= Bruce Maggs =

American computer scientist

Bruce MacDowell Maggs is an American computer scientist and professor at Duke University whose research interests include computer networks, distributed systems, and computer security. He was a founding employee and served as vice president for Research and Development for Akamai Technologies. He is currently the Director of Engineering at Emerald Innovations, Inc.

== Biography ==
Maggs earned his B.S. (1985), M.S (1986), and Ph.D. (1989) from the Massachusetts Institute of Technology. After graduating, he worked for NEC Research Institute as a research scientist.

In 1994, he joined the Computer Science department at Carnegie Mellon University, rising to the rank of full professor with tenure.

In 1998, Maggs took three semesters off of teaching to become a founding employee of the then-startup Akamai Technologies (Nasdaq: AKAM).

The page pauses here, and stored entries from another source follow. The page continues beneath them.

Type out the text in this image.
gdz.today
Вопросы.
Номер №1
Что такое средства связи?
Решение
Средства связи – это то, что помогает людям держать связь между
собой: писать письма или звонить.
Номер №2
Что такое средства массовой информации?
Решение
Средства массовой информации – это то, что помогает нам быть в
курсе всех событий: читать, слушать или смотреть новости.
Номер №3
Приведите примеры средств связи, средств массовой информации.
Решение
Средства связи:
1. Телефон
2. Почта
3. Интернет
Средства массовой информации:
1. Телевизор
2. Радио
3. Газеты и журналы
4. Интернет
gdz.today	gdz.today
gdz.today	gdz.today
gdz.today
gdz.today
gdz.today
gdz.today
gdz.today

While at Akamai, he became Vice President of Research and Development. He currently serves as Vice President of Research for the company.

From 1998 to 1999, Maggs was on the faculty of Massachusetts Institute of Technology as a Visiting Associate Professor.

In 2007, Maggs joined the faculty of Duke University, where he is currently the Pelham Wilder Professor of Computer Science. He holds a dual appointment to the Electrical Engineering department of Duke's Pratt School of Engineering.

He is currently on leave from Duke University to serve as the Director of Engineering at Emerald Innovations, Inc.

==Personal life==
Bruce Maggs is the brother of Federal Judge Gregory E. Maggs.

==Other achievements==
Apart from leading the early engineering efforts for Akamai, Maggs was a co-creator of Avatar, a popular early multiplayer online game developed at the University of Illinois in the late 1970s.

==Recognition==
Maggs was elected as an ACM Fellow in 2018 for "contributions to the development of content distribution networks and the theory of computer networks".